魂が残ってるのはそのためか。魂まで近づき手で触れる。感触はあってないような不思議な感覚。デリートした男の前世の姿は浮かび上っておらず、真っ新な状態となっているようだ。初めての使命は無事に完了したらしい。魂をアンチートガンナー上部に乗せるとそのまま上空にかかげ、トリガーを引いた。
『
電子音声の後、魂はアンチートガンナー内に吸収され、銃身が光り輝き銃口から一筋の光が銃声と共に放たれた。その光は空を突き抜け天高くまで伸びていった。これであの魂も正しき場所へと戻る。
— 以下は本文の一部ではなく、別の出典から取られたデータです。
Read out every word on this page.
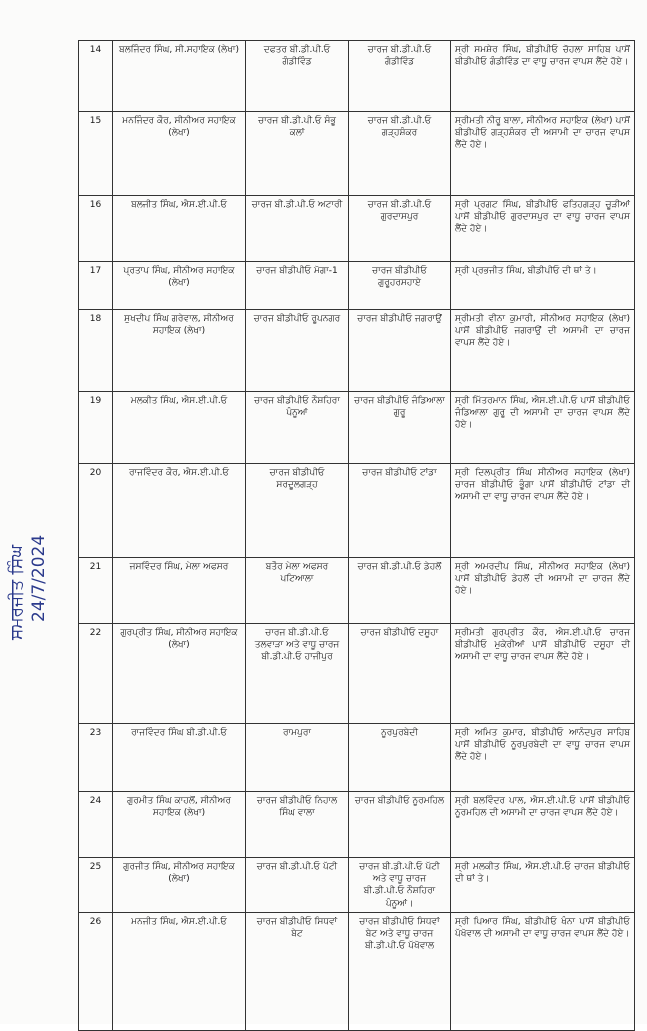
ਸਮਰਜੀਤ ਸਿੰਘ 24/7/2024
14	ਬਲਜਿੰਦਰ ਸਿੰਘ, ਸੀ.ਸਹਾਇਕ (ਲੇਖਾ)	ਦਫਤਰ ਬੀ.ਡੀ.ਪੀ.ਓ ਗੰਡੀਵਿੰਡ	ਚਾਰਜ ਬੀ.ਡੀ.ਪੀ.ਓ ਗੰਡੀਵਿੰਡ	ਸ੍ਰੀ ਸਮਸ਼ੇਰ ਸਿੰਘ, ਬੀਡੀਪੀਓ ਚੋਹਲਾ ਸਾਹਿਬ ਪਾਸੋਂ ਬੀਡੀਪੀਓ ਗੰਡੀਵਿੰਡ ਦਾ ਵਾਧੂ ਚਾਰਜ ਵਾਪਸ ਲੈਂਦੇ ਹੋਏ।
15	ਮਨਜਿੰਦਰ ਕੌਰ, ਸੀਨੀਅਰ ਸਹਾਇਕ (ਲੇਖਾ)	ਚਾਰਜ ਬੀ.ਡੀ.ਪੀ.ਓ ਸੰਭੂ ਕਲਾਂ	ਚਾਰਜ ਬੀ.ਡੀ.ਪੀ.ਓ ਗੜ੍ਹਸ਼ੰਕਰ	ਸ੍ਰੀਮਤੀ ਨੀਰੂ ਬਾਲਾ, ਸੀਨੀਅਰ ਸਹਾਇਕ (ਲੇਖਾ) ਪਾਸੋਂ ਬੀਡੀਪੀਓ ਗੜ੍ਹਸ਼ੰਕਰ ਦੀ ਅਸਾਮੀ ਦਾ ਚਾਰਜ ਵਾਪਸ ਲੈਂਦੇ ਹੋਏ।
16	ਬਲਜੀਤ ਸਿੰਘ, ਐਸ.ਈ.ਪੀ.ਓ	ਚਾਰਜ ਬੀ.ਡੀ.ਪੀ.ਓ ਅਟਾਰੀ	ਚਾਰਜ ਬੀ.ਡੀ.ਪੀ.ਓ ਗੁਰਦਾਸਪੁਰ	ਸ੍ਰੀ ਪ੍ਰਗਟ ਸਿੰਘ, ਬੀਡੀਪੀਓ ਫਤਿਹਗੜ੍ਹ ਚੂੜੀਆਂ ਪਾਸੋਂ ਬੀਡੀਪੀਓ ਗੁਰਦਾਸਪੁਰ ਦਾ ਵਾਧੂ ਚਾਰਜ ਵਾਪਸ ਲੈਂਦੇ ਹੋਏ।
17	ਪ੍ਰਤਾਪ ਸਿੰਘ, ਸੀਨੀਅਰ ਸਹਾਇਕ (ਲੇਖਾ)	ਚਾਰਜ ਬੀਡੀਪੀਓ ਮੋਗਾ-1	ਚਾਰਜ ਬੀਡੀਪੀਓ ਗੁਰੂਹਰਸਹਾਏ	ਸ੍ਰੀ ਪ੍ਰਭਜੀਤ ਸਿੰਘ, ਬੀਡੀਪੀਓ ਦੀ ਥਾਂ ਤੇ।
18	ਸੁਖਦੀਪ ਸਿੰਘ ਗਰੇਵਾਲ, ਸੀਨੀਅਰ ਸਹਾਇਕ (ਲੇਖਾ)	ਚਾਰਜ ਬੀਡੀਪੀਓ ਰੂਪਨਗਰ	ਚਾਰਜ ਬੀਡੀਪੀਓ ਜਗਰਾਉਂ	ਸ੍ਰੀਮਤੀ ਵੀਨਾ ਕੁਮਾਰੀ, ਸੀਨੀਅਰ ਸਹਾਇਕ (ਲੇਖਾ) ਪਾਸੋਂ ਬੀਡੀਪੀਓ ਜਗਰਾਉਂ ਦੀ ਅਸਾਮੀ ਦਾ ਚਾਰਜ ਵਾਪਸ ਲੈਂਦੇ ਹੋਏ।
19	ਮਲਕੀਤ ਸਿੰਘ, ਐਸ.ਈ.ਪੀ.ਓ	ਚਾਰਜ ਬੀਡੀਪੀਓ ਨੌਸ਼ਹਿਰਾ ਪੰਨੂਆਂ	ਚਾਰਜ ਬੀਡੀਪੀਓ ਜੰਡਿਆਲਾ ਗੁਰੂ	ਸ੍ਰੀ ਮਿੱਤਰਮਾਨ ਸਿੰਘ, ਐਸ.ਈ.ਪੀ.ਓ ਪਾਸੋਂ ਬੀਡੀਪੀਓ ਜੰਡਿਆਲਾ ਗੁਰੂ ਦੀ ਅਸਾਮੀ ਦਾ ਚਾਰਜ ਵਾਪਸ ਲੈਂਦੇ ਹੋਏ।
20	ਰਾਜਵਿੰਦਰ ਕੌਰ, ਐਸ.ਈ.ਪੀ.ਓ	ਚਾਰਜ ਬੀਡੀਪੀਓ ਸਰਦੂਲਗੜ੍ਹ	ਚਾਰਜ ਬੀਡੀਪੀਓ ਟਾਂਡਾ	ਸ੍ਰੀ ਦਿਲਪ੍ਰੀਤ ਸਿੰਘ ਸੀਨੀਅਰ ਸਹਾਇਕ (ਲੇਖਾ) ਚਾਰਜ ਬੀਡੀਪੀਓ ਭੂੰਗਾ ਪਾਸੋਂ ਬੀਡੀਪੀਓ ਟਾਂਡਾ ਦੀ ਅਸਾਮੀ ਦਾ ਵਾਧੂ ਚਾਰਜ ਵਾਪਸ ਲੈਂਦੇ ਹੋਏ।
21	ਜਸਵਿੰਦਰ ਸਿੰਘ, ਮੇਲਾ ਅਫਸਰ	ਬਤੌਰ ਮੇਲਾ ਅਫਸਰ ਪਟਿਆਲਾ	ਚਾਰਜ ਬੀ.ਡੀ.ਪੀ.ਓ ਡੇਹਲੋਂ	ਸ੍ਰੀ ਅਮਰਦੀਪ ਸਿੰਘ, ਸੀਨੀਅਰ ਸਹਾਇਕ (ਲੇਖਾ) ਪਾਸੋਂ ਬੀਡੀਪੀਓ ਡੇਹਲੋਂ ਦੀ ਅਸਾਮੀ ਦਾ ਚਾਰਜ ਲੈਂਦੇ ਹੋਏ।
22	ਗੁਰਪ੍ਰੀਤ ਸਿੰਘ, ਸੀਨੀਅਰ ਸਹਾਇਕ (ਲੇਖਾ)	ਚਾਰਜ ਬੀ.ਡੀ.ਪੀ.ਓ ਤਲਵਾੜਾ ਅਤੇ ਵਾਧੂ ਚਾਰਜ ਬੀ.ਡੀ.ਪੀ.ਓ ਹਾਜੀਪੁਰ	ਚਾਰਜ ਬੀਡੀਪੀਓ ਦਸੂਹਾ	ਸ੍ਰੀਮਤੀ ਗੁਰਪ੍ਰੀਤ ਕੌਰ, ਐਸ.ਈ.ਪੀ.ਓ ਚਾਰਜ ਬੀਡੀਪੀਓ ਮੁਕੇਰੀਆਂ ਪਾਸੋਂ ਬੀਡੀਪੀਓ ਦਸੂਹਾ ਦੀ ਅਸਾਮੀ ਦਾ ਵਾਧੂ ਚਾਰਜ ਵਾਪਸ ਲੈਂਦੇ ਹੋਏ।
23	ਰਾਜਵਿੰਦਰ ਸਿੰਘ ਬੀ.ਡੀ.ਪੀ.ਓ	ਰਾਮਪੁਰਾ	ਨੂਰਪੁਰਬੇਦੀ	ਸ੍ਰੀ ਅਮਿਤ ਕੁਮਾਰ, ਬੀਡੀਪੀਓ ਆਨੰਦਪੁਰ ਸਾਹਿਬ ਪਾਸੋਂ ਬੀਡੀਪੀਓ ਨੂਰਪੁਰਬੇਦੀ ਦਾ ਵਾਧੂ ਚਾਰਜ ਵਾਪਸ ਲੈਂਦੇ ਹੋਏ।
24	ਗੁਰਮੀਤ ਸਿੰਘ ਕਾਹਲੋਂ, ਸੀਨੀਅਰ ਸਹਾਇਕ (ਲੇਖਾ)	ਚਾਰਜ ਬੀਡੀਪੀਓ ਨਿਹਾਲ ਸਿੰਘ ਵਾਲਾ	ਚਾਰਜ ਬੀਡੀਪੀਓ ਨੂਰਮਹਿਲ	ਸ੍ਰੀ ਬਲਵਿੰਦਰ ਪਾਲ, ਐਸ.ਈ.ਪੀ.ਓ ਪਾਸੋਂ ਬੀਡੀਪੀਓ ਨੂਰਮਹਿਲ ਦੀ ਅਸਾਮੀ ਦਾ ਚਾਰਜ ਵਾਪਸ ਲੈਂਦੇ ਹੋਏ।
25	ਗੁਰਜੀਤ ਸਿੰਘ, ਸੀਨੀਅਰ ਸਹਾਇਕ (ਲੇਖਾ)	ਚਾਰਜ ਬੀ.ਡੀ.ਪੀ.ਓ ਪੱਟੀ	ਚਾਰਜ ਬੀ.ਡੀ.ਪੀ.ਓ ਪੱਟੀ ਅਤੇ ਵਾਧੂ ਚਾਰਜ ਬੀ.ਡੀ.ਪੀ.ਓ ਨੌਸ਼ਹਿਰਾ ਪੰਨੂਆਂ।	ਸ੍ਰੀ ਮਲਕੀਤ ਸਿੰਘ, ਐਸ.ਈ.ਪੀ.ਓ ਚਾਰਜ ਬੀਡੀਪੀਓ ਦੀ ਥਾਂ ਤੇ।
26	ਮਨਜੀਤ ਸਿੰਘ, ਐਸ.ਈ.ਪੀ.ਓ	ਚਾਰਜ ਬੀਡੀਪੀਓ ਸਿਧਵਾਂ ਬੇਟ	ਚਾਰਜ ਬੀਡੀਪੀਓ ਸਿਧਵਾਂ ਬੇਟ ਅਤੇ ਵਾਧੂ ਚਾਰਜ ਬੀ.ਡੀ.ਪੀ.ਓ ਪੱਖੋਵਾਲ	ਸ੍ਰੀ ਪਿਆਰ ਸਿੰਘ, ਬੀਡੀਪੀਓ ਖੰਨਾ ਪਾਸੋਂ ਬੀਡੀਪੀਓ ਪੱਖੋਵਾਲ ਦੀ ਅਸਾਮੀ ਦਾ ਵਾਧੂ ਚਾਰਜ ਵਾਪਸ ਲੈਂਦੇ ਹੋਏ।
少しばかりほったらかしにしてしまった蜘蛛の少女に振り返り、今までの光景に呆気に取られている彼女に、なるべく安心させようとフランクな感じで話しかけた。
「大丈夫か、怪我は無いようだが」
「はい……大丈夫です……これでも一応強いと言えば強いので……」
「そうか……」
何とも頼りない声だが、恐怖は無いらしい。ひとまず変身を解いて人型に戻った。すると、彼女の緊張も少し和らいだようだ。
「俺はアンチ・イートだ」
取りあえず手を差し伸べる。これが異世界でも通用する挨拶なら良いが。
「ネア・ラクアです……助けていただき、ありがとうございました……」
おずおずと差し出した手を握ってくれる彼女。感触は普通の人肌と何も変わらない、体温も温かい。触れてみてわかるが、やはりモンスターの類ではない。ちゃんとした知性のある亜人種族。ぎこちない笑顔とお礼を述べてくれるが、すこし小恥ずかしいな。
「あ、あの……さっきの人はどうなって?」
普通の異世界人に自分の事を説明するのは、影響を与えない範囲でなければならない。別にこちらとあちらにペナルティがあるわけではないが、少しばかりそれらしく説明しよう。
「世界の秩序に反する行為を行った、罰してあの世へと送っただけだ。今度はちゃんと生まれ変われるだろう」
とりあえず適当に合わせてみたが、どうだろうか? 彼女の反応を伺う。
「そ、そうなんですか……そっか」
どうやら納得してくれたらしい。おっかないが可愛らしくもある蜘蛛の少女、ネアは両手を合わせて安堵した様子を浮かべる。
これで一件落着か。しかし、ネアを安全な住処まで送った方が良いだろうな……。